# My plan for installing custom mp3 player inputs



## porsche6714 (Jun 28, 2009)

hello, I recently bought an mp3 player for use in my 2005.5 jetta. It doesnt have any aux inputs so obviously im looking to add one. I want to make this look as stock as possible. I want to use http://enfigcarstereo.com/shop....html and http://www.radioshack.com/prod...ge=60 to create an aux input that looks semi stock. Clearly some wiring would be in order to connect the two but should be failly simple. I was looking for a place to put the aux input on my dash and thought of this..i have no idea if it would work though. Those blank buttons next to the ESP right above the shift knob. Whats under those and is there any way i can get to them?


----------



## jettanoob (Jun 22, 2009)

*Re: My plan for installing custom mp3 player inputs (porsche6714)*

this is exactly what I was planning to do (using the same blank area next to the ESP) but I have an 06.
http://forums.vwvortex.com/zerothread?id=4445615


----------



## jettanoob (Jun 22, 2009)

*Re: My plan for installing custom mp3 player inputs (jettanoob)*

Did you ever complete your install? I am still waiting for parts.

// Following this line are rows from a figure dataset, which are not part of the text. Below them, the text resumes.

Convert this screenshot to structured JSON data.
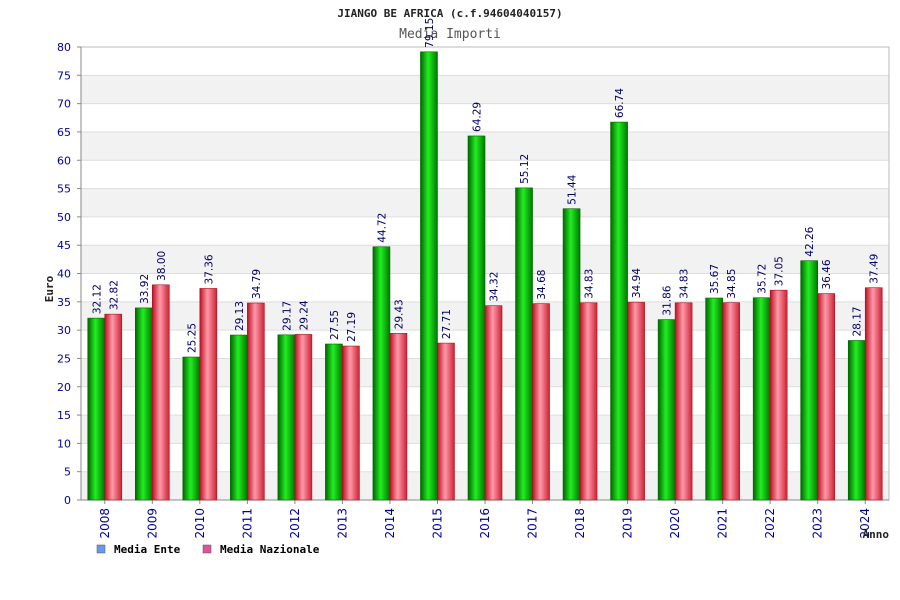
{
  "title": "JIANGO BE AFRICA (c.f.94604040157)",
  "subtitle": "Media Importi",
  "chart_data": {
    "type": "bar",
    "title": "JIANGO BE AFRICA (c.f.94604040157)",
    "subtitle": "Media Importi",
    "xlabel": "Anno",
    "ylabel": "Euro",
    "ylim": [
      0,
      80
    ],
    "yticks": [
      0,
      5,
      10,
      15,
      20,
      25,
      30,
      35,
      40,
      45,
      50,
      55,
      60,
      65,
      70,
      75,
      80
    ],
    "grid": true,
    "legend_position": "bottom-left",
    "categories": [
      "2008",
      "2009",
      "2010",
      "2011",
      "2012",
      "2013",
      "2014",
      "2015",
      "2016",
      "2017",
      "2018",
      "2019",
      "2020",
      "2021",
      "2022",
      "2023",
      "2024"
    ],
    "series": [
      {
        "name": "Media Ente",
        "legend_color": "#6699ee",
        "bar_color": "#00a000",
        "values": [
          32.12,
          33.92,
          25.25,
          29.13,
          29.17,
          27.55,
          44.72,
          79.15,
          64.29,
          55.12,
          51.44,
          66.74,
          31.86,
          35.67,
          35.72,
          42.26,
          28.17
        ],
        "labels": [
          "32.12",
          "33.92",
          "25.25",
          "29.13",
          "29.17",
          "27.55",
          "44.72",
          "79.15",
          "64.29",
          "55.12",
          "51.44",
          "66.74",
          "31.86",
          "35.67",
          "35.72",
          "42.26",
          "28.17"
        ]
      },
      {
        "name": "Media Nazionale",
        "legend_color": "#dd5599",
        "bar_color": "#e03040",
        "values": [
          32.82,
          38.0,
          37.36,
          34.79,
          29.24,
          27.19,
          29.43,
          27.71,
          34.32,
          34.68,
          34.83,
          34.94,
          34.83,
          34.85,
          37.05,
          36.46,
          37.49
        ],
        "labels": [
          "32.82",
          "38.00",
          "37.36",
          "34.79",
          "29.24",
          "27.19",
          "29.43",
          "27.71",
          "34.32",
          "34.68",
          "34.83",
          "34.94",
          "34.83",
          "34.85",
          "37.05",
          "36.46",
          "37.49"
        ]
      }
    ]
  }
}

Just got my parts in, slow shipping Enfig







I will take photos of my install when I get some more free time


_Modified by jettanoob at 4:52 PM 7-19-2009_


----------



## Raketemensch (Aug 12, 2009)

aaaaaaand here's hoping you find some free time soon...


----------



## dadbar (Nov 25, 2007)

*Re: My plan for installing custom mp3 player inputs (porsche6714)*

http://enfigcarstereo.com/shop....html
I did the same thing but bought the version that fits the CD changer connection in the trunk (I have a 98 Cabrio with the trunk mounted CD changer). I ran an extension audio cable through the back seat and under the carpet to the front....I can plug the cable into my Ipod or my Sirius tuner, depending upon the mood. The best part is that you don't have to futz around with removing the head unit...and I can unplug it and plug the CD changer back in if I feel like using it.


----------